И, войдя, она двери за собой плотно затворила. Есипов лежал на смертном одре, но, кажется, нисколько не удивился появлению Каховской, вопрос его прозвучал вполне разумно и внятно:
– Чем обязан вашему визиту, сударыня?
Каховская решила не щадить умирающего.
– Петр Василий, – сказала она, – ты сейчас предстанешь перед судией вышним, а потому говори правду… едино лишь правду желаю от тебя слышать. Скажи: ЗАЧЕМ ТЫ УБИЛ ГРУНЮ МЕШКОВУ?
Глаза Есипова, уже померкшие, глядевшие чуть ли не с того света, вдруг яростно блеснули, и казалось, вылезут из орбит.
– Кто, кто, кто сказал? Откуда сие стало известно? – захрипел он, силясь подняться с подушек на локтях.
– Мне об этом сказала… она.
– Кто?
– Сама Груня…
Старый театрал рухнул на подушки, и казалось, что умер.
Но затем все тело Есипова содрогнулось в рыданиях.
– Я думал унести свой грех в могилу, но ты… вы и Груня… Ладно! Пусть так. Скажу все… мне уже ничего не страшно!

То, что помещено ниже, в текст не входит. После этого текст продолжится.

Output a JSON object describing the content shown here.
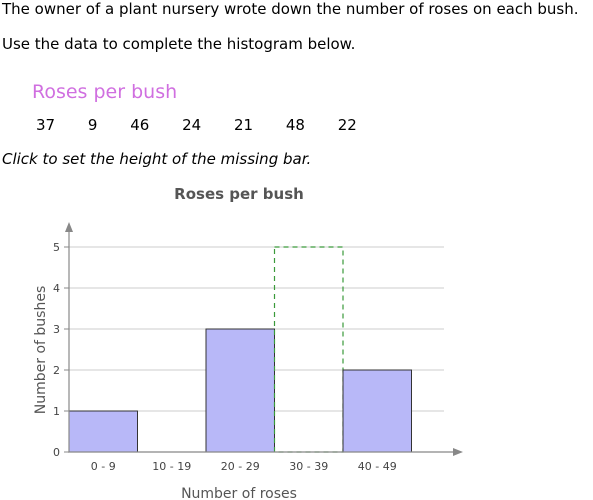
{
  "prompt": {
    "line1": "The owner of a plant nursery wrote down the number of roses on each bush.",
    "line2": "Use the data to complete the histogram below."
  },
  "data_table": {
    "title": "Roses per bush",
    "values": [
      "37",
      "9",
      "46",
      "24",
      "21",
      "48",
      "22"
    ]
  },
  "instruction": "Click to set the height of the missing bar.",
  "chart_data": {
    "type": "bar",
    "title": "Roses per bush",
    "xlabel": "Number of roses",
    "ylabel": "Number of bushes",
    "categories": [
      "0 - 9",
      "10 - 19",
      "20 - 29",
      "30 - 39",
      "40 - 49"
    ],
    "values": [
      1,
      0,
      3,
      null,
      2
    ],
    "missing_bar_index": 3,
    "missing_bar_placeholder_height": 5,
    "ylim": [
      0,
      5
    ],
    "yticks": [
      0,
      1,
      2,
      3,
      4,
      5
    ],
    "grid": true,
    "colors": {
      "bar_fill": "#b8b8f8",
      "bar_stroke": "#333333",
      "placeholder": "#3a9a3a",
      "grid": "#cccccc",
      "axis": "#888888"
    }
  }
}
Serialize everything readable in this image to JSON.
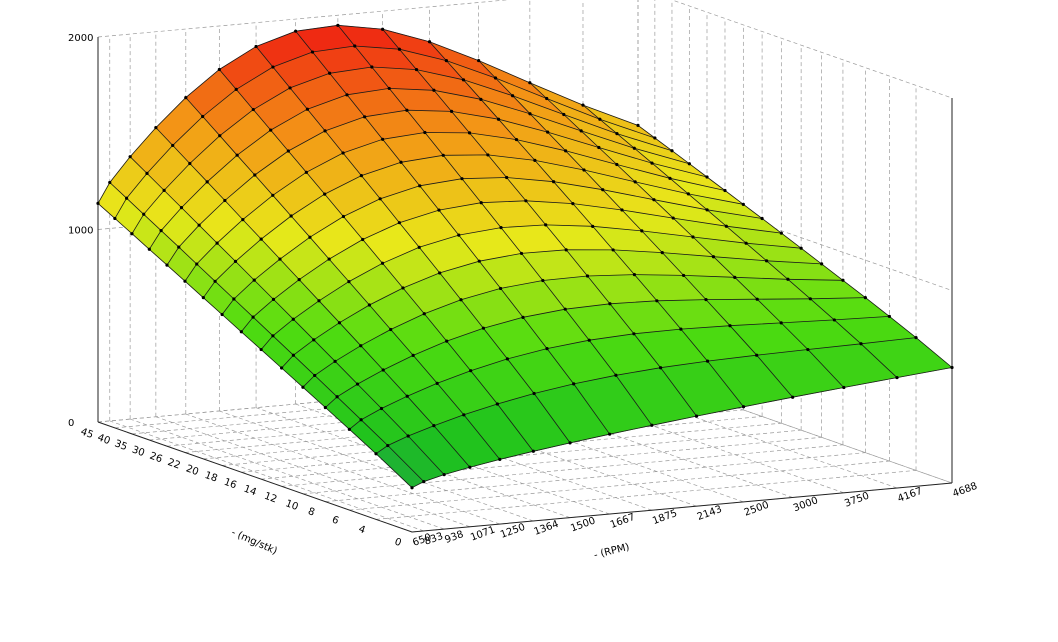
{
  "chart_data": {
    "type": "surface-3d",
    "x_axis": {
      "title": "- (RPM)",
      "ticks": [
        "650",
        "833",
        "938",
        "1071",
        "1250",
        "1364",
        "1500",
        "1667",
        "1875",
        "2143",
        "2500",
        "3000",
        "3750",
        "4167",
        "4688"
      ]
    },
    "y_axis": {
      "title": "- (mg/stk)",
      "ticks": [
        "0",
        "4",
        "6",
        "8",
        "10",
        "12",
        "14",
        "16",
        "18",
        "20",
        "22",
        "26",
        "30",
        "35",
        "40",
        "45"
      ]
    },
    "z_axis": {
      "ticks": [
        "0",
        "1000",
        "2000"
      ],
      "range": [
        0,
        2000
      ]
    },
    "color_scale": [
      "#1f7a7a",
      "#1ec21e",
      "#4fdc10",
      "#e8e81a",
      "#f39a16",
      "#ef2a12"
    ]
  }
}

Есипов вдруг горячо заговорил о своей мучительной страсти к театру, разорившему его, он сознался, что Груня Мешкова, самая талантливая актриса на свете, была его последней усладой, он даже помышлял на старости лет жениться на ней.
– Это был драгоценный перл моей сцены и адамант души моей. Ничего не жалел для нее! – выхрипывал из себя умирающий. – Я сапожки ей добрые справил, я бусами ее одарил, а она…
Навзрыд плачущий, Есипов вдруг стал метаться, речь делалась бессвязной, но Каховская все же понимала его. Оказывается, кто-то из лакеев наушничал барину, что Груня неверна ему, собираясь бежать в Москву с одним из крепостных же актеров. В один из вечеров Есипову нашептали, что убедиться в измене он сам может – ночью у нее свидание с любовником в самом конце липовой аллеи. Есипов не стерпел, что крепостная актриса предпочла его, дворянина, крепостному же актеру, и действительно он в самом конце аллеи застал Груню Мешкову.
– Я так любил ее, я так не хотел этого…
– Разве она была не одна? – спросила Каховская.
– Одна, – сознался Есипов.
– Так что же?
– Но я уже не мог слышать никаких ее оправданий. А потом…
Умирающий замолк с открытыми глазами. Каховская напомнила:
– Так что же потом?
– Потом я своими же руками и закопал ее под клумбой в конце той же аллеи. Вот теперь знаете все. Прощайте…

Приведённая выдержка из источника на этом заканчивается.